Que estupor, exclamei de súbito. Referia-me a mim, mas não
se pense que me acho particularmente malcomportado ou falho de senso moral. Não
sou, porém (que prazer as adversativas), bom juiz em causa própria. Estupor não
no sentido do que sou mas no de estado em que me encontro. Em estado de
estupor. Estamos no âmbito da patologia e, logo, da medicina. Sentado e imóvel,
como se tivesse suspendido toda a actividade física e psicológica. Um zombie,
para atalhar razões. Foi assim que cheguei à tarde de sexta-feira e nem a
iminência do fim-de-semana parece oferecer um colírio para me retirar da
suspensão em que me arrasto. Como em tudo o que escrevo há uma inclinação para
a hipérbole e o melhor é franzir o cenho e duvidar do que digo. Acabei de
receber um telefonema a confirmar se eu mantinha a inscrição numa acção de
formação.

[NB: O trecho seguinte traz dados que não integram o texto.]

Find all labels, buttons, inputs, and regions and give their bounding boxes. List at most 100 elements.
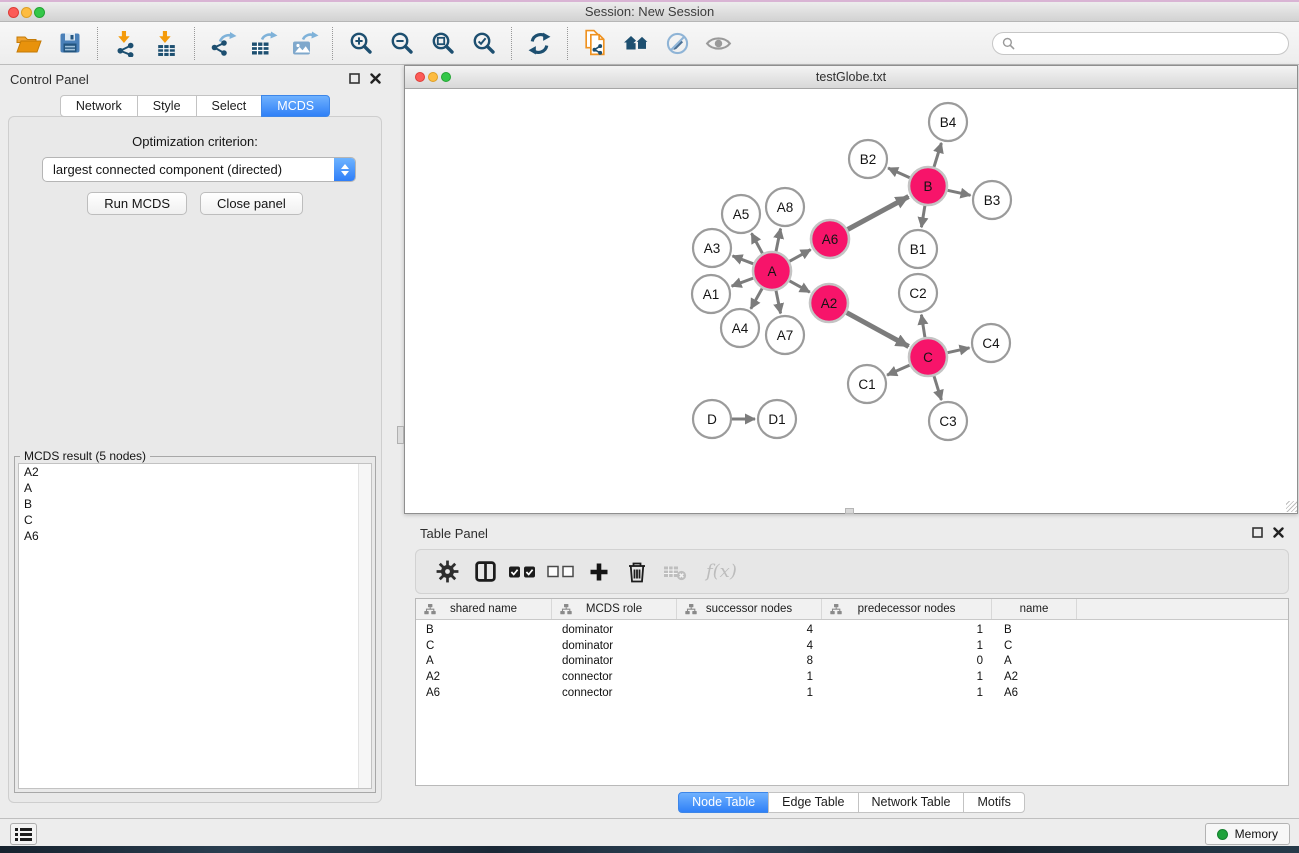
tab-node-table[interactable]: Node Table (678, 792, 769, 813)
tab-network[interactable]: Network (60, 95, 138, 117)
graph-edge-A-A5[interactable] (752, 233, 763, 253)
graph-edge-C-C1[interactable] (887, 365, 910, 375)
graph-node-A1[interactable]: A1 (692, 275, 730, 313)
network-canvas[interactable]: A A1 A2 A3 A4 A5 A6 A7 A8 B B1 B2 B3 (405, 90, 1297, 513)
export-image-button[interactable] (284, 24, 325, 62)
horizontal-scroll-thumb[interactable] (845, 508, 854, 514)
mcds-result-item[interactable]: A2 (19, 464, 371, 480)
graph-node-A[interactable]: A (753, 252, 791, 290)
toggle-graphics-details-button[interactable] (698, 24, 739, 62)
close-panel-button[interactable] (369, 72, 382, 85)
graph-node-B2[interactable]: B2 (849, 140, 887, 178)
import-network-button[interactable] (105, 24, 146, 62)
zoom-fit-button[interactable] (422, 24, 463, 62)
table-row[interactable]: Bdominator41B (416, 622, 1288, 638)
memory-button[interactable]: Memory (1205, 823, 1290, 845)
export-table-button[interactable] (243, 24, 284, 62)
add-column-button[interactable] (580, 553, 618, 591)
zoom-frame-button[interactable] (441, 72, 451, 82)
delete-column-button[interactable] (618, 553, 656, 591)
export-network-button[interactable] (202, 24, 243, 62)
task-history-button[interactable] (10, 823, 37, 845)
graph-edge-C-C3[interactable] (934, 376, 941, 400)
column-header-mcds-role[interactable]: MCDS role (552, 599, 677, 619)
graph-node-A8[interactable]: A8 (766, 188, 804, 226)
table-settings-button[interactable] (428, 553, 466, 591)
column-header-shared-name[interactable]: shared name (416, 599, 552, 619)
network-snapshot-button[interactable] (575, 24, 616, 62)
column-header-name[interactable]: name (992, 599, 1077, 619)
mcds-result-item[interactable]: A (19, 480, 371, 496)
mcds-result-item[interactable]: B (19, 496, 371, 512)
graph-edge-A-A3[interactable] (733, 256, 754, 264)
graph-edge-A-A1[interactable] (732, 278, 754, 286)
minimize-window-button[interactable] (21, 7, 32, 18)
mcds-result-item[interactable]: A6 (19, 528, 371, 544)
splitter-handle[interactable] (397, 426, 404, 444)
zoom-selected-button[interactable] (463, 24, 504, 62)
graph-node-B3[interactable]: B3 (973, 181, 1011, 219)
table-row[interactable]: A6connector11A6 (416, 685, 1288, 701)
graph-edge-B-B3[interactable] (948, 190, 971, 195)
column-visibility-button[interactable] (466, 553, 504, 591)
float-table-panel-button[interactable] (1251, 526, 1264, 539)
tab-select[interactable]: Select (196, 95, 263, 117)
zoom-in-button[interactable] (340, 24, 381, 62)
close-table-panel-button[interactable] (1272, 526, 1285, 539)
search-field[interactable] (992, 32, 1289, 55)
graph-node-A5[interactable]: A5 (722, 195, 760, 233)
graph-node-C1[interactable]: C1 (848, 365, 886, 403)
zoom-window-button[interactable] (34, 7, 45, 18)
graph-node-C[interactable]: C (909, 338, 947, 376)
home-button[interactable] (616, 24, 657, 62)
graph-node-A4[interactable]: A4 (721, 309, 759, 347)
tab-network-table[interactable]: Network Table (858, 792, 965, 813)
tab-mcds[interactable]: MCDS (261, 95, 330, 117)
refresh-layout-button[interactable] (519, 24, 560, 62)
network-frame-titlebar[interactable]: testGlobe.txt (405, 66, 1297, 89)
table-row[interactable]: A2connector11A2 (416, 669, 1288, 685)
import-table-button[interactable] (146, 24, 187, 62)
run-mcds-button[interactable]: Run MCDS (87, 192, 187, 215)
list-scrollbar[interactable] (358, 464, 371, 788)
graph-edge-A-A6[interactable] (790, 250, 811, 262)
graph-node-D[interactable]: D (693, 400, 731, 438)
graph-edge-C-C4[interactable] (948, 348, 970, 353)
graph-edge-A-A7[interactable] (776, 291, 781, 314)
graph-node-A2[interactable]: A2 (810, 284, 848, 322)
graph-node-A6[interactable]: A6 (811, 220, 849, 258)
open-session-button[interactable] (8, 24, 49, 62)
minimize-frame-button[interactable] (428, 72, 438, 82)
tab-motifs[interactable]: Motifs (963, 792, 1024, 813)
mcds-result-item[interactable]: C (19, 512, 371, 528)
float-panel-button[interactable] (348, 72, 361, 85)
graph-edge-A-A2[interactable] (789, 281, 809, 292)
search-input[interactable] (1015, 36, 1279, 50)
mcds-result-list[interactable]: A2ABCA6 (18, 463, 372, 789)
save-session-button[interactable] (49, 24, 90, 62)
graph-node-C4[interactable]: C4 (972, 324, 1010, 362)
graph-edge-A-A8[interactable] (776, 229, 781, 252)
select-all-rows-button[interactable] (504, 553, 542, 591)
zoom-out-button[interactable] (381, 24, 422, 62)
graph-node-C2[interactable]: C2 (899, 274, 937, 312)
table-row[interactable]: Cdominator41C (416, 638, 1288, 654)
tab-edge-table[interactable]: Edge Table (768, 792, 858, 813)
graph-edge-B-B4[interactable] (934, 143, 941, 167)
table-row[interactable]: Adominator80A (416, 653, 1288, 669)
column-header-successor-nodes[interactable]: successor nodes (677, 599, 822, 619)
graph-node-B1[interactable]: B1 (899, 230, 937, 268)
resize-grip-icon[interactable] (1286, 501, 1297, 512)
tab-style[interactable]: Style (137, 95, 197, 117)
graph-node-D1[interactable]: D1 (758, 400, 796, 438)
graph-edge-B-B2[interactable] (888, 168, 910, 178)
graph-edge-B-B1[interactable] (921, 206, 925, 228)
network-graph[interactable]: A A1 A2 A3 A4 A5 A6 A7 A8 B B1 B2 B3 (405, 90, 1297, 513)
deselect-all-rows-button[interactable] (542, 553, 580, 591)
graph-node-B[interactable]: B (909, 167, 947, 205)
graph-node-A7[interactable]: A7 (766, 316, 804, 354)
graph-edge-A-A4[interactable] (751, 288, 762, 308)
close-panel-action-button[interactable]: Close panel (200, 192, 303, 215)
criterion-select[interactable]: largest connected component (directed) (42, 157, 356, 182)
graph-edge-A2-C[interactable] (847, 313, 909, 347)
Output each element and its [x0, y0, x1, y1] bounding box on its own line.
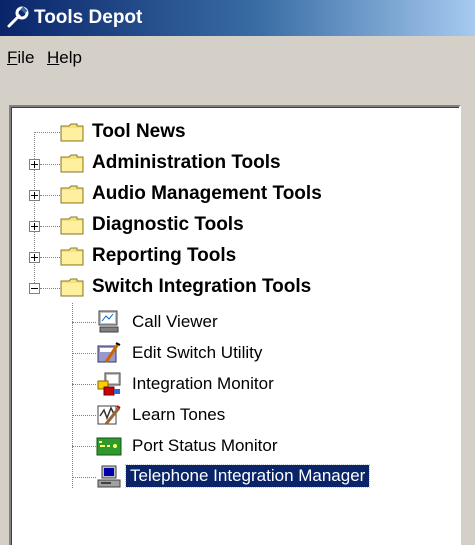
tree-connector [72, 322, 96, 323]
selected-item-label: Telephone Integration Manager [124, 464, 371, 488]
expand-plus-icon[interactable] [29, 252, 40, 263]
folder-icon [60, 122, 84, 142]
telephone-manager-icon [96, 464, 122, 490]
tree-item-learn-tones[interactable]: Learn Tones [12, 400, 452, 430]
tree-folder-administration-tools[interactable]: Administration Tools [12, 149, 452, 179]
port-status-icon [96, 433, 122, 459]
menu-file[interactable]: File [7, 48, 34, 68]
expand-plus-icon[interactable] [29, 221, 40, 232]
menu-help[interactable]: Help [47, 48, 82, 68]
tree-connector [40, 164, 60, 165]
tree-item-call-viewer[interactable]: Call Viewer [12, 307, 452, 337]
tree-item-edit-switch-utility[interactable]: Edit Switch Utility [12, 338, 452, 368]
tree-folder-tool-news[interactable]: Tool News [12, 118, 452, 148]
tree-connector [72, 353, 96, 354]
folder-icon [60, 215, 84, 235]
tree-connector [72, 384, 96, 385]
tree-folder-audio-management-tools[interactable]: Audio Management Tools [12, 180, 452, 210]
integration-monitor-icon [96, 371, 122, 397]
tree-folder-diagnostic-tools[interactable]: Diagnostic Tools [12, 211, 452, 241]
tree-folder-reporting-tools[interactable]: Reporting Tools [12, 242, 452, 272]
tree-item-telephone-integration-manager[interactable]: Telephone Integration Manager [12, 462, 452, 492]
folder-icon [60, 184, 84, 204]
call-viewer-icon [96, 309, 122, 335]
tree-item-integration-monitor[interactable]: Integration Monitor [12, 369, 452, 399]
edit-switch-icon [96, 340, 122, 366]
tree-connector [40, 257, 60, 258]
tree-content: Tool News Administration Tools Audio Man… [11, 107, 459, 545]
folder-icon [60, 153, 84, 173]
tree-folder-switch-integration-tools[interactable]: Switch Integration Tools [12, 273, 452, 303]
wrench-icon [6, 6, 30, 30]
tree-connector [40, 226, 60, 227]
tools-tree-view[interactable]: Tool News Administration Tools Audio Man… [9, 105, 461, 545]
folder-icon [60, 246, 84, 266]
title-bar[interactable]: Tools Depot [0, 0, 475, 36]
expand-plus-icon[interactable] [29, 159, 40, 170]
expand-plus-icon[interactable] [29, 190, 40, 201]
window-title: Tools Depot [34, 7, 143, 28]
collapse-minus-icon[interactable] [29, 283, 40, 294]
menu-bar: File Help [0, 38, 475, 72]
tree-item-port-status-monitor[interactable]: Port Status Monitor [12, 431, 452, 461]
tree-connector [72, 446, 96, 447]
learn-tones-icon [96, 402, 122, 428]
tree-connector [72, 415, 96, 416]
tree-connector [72, 477, 96, 478]
folder-icon [60, 277, 84, 297]
tree-connector [40, 195, 60, 196]
tree-connector [40, 288, 60, 289]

Respondi que sim, claro. Não há nada como formações para nos
modernizarem. Se fosse uma consulta no dentista talvez aproveitasse a ocasião
para me escapulir, sendo uma oportunidade de ser amodernado não vejo como optar
pela fuga. Depois veio-me ao pensamento o quão bom e glorioso é viver numa
sociedade que trabalha arduamente para transformar um cansado e estuporado
conservador no mais rutilante dos inovadores. São aziagas as sextas-feiras,
diziam os antigos. Eles lá o sabiam.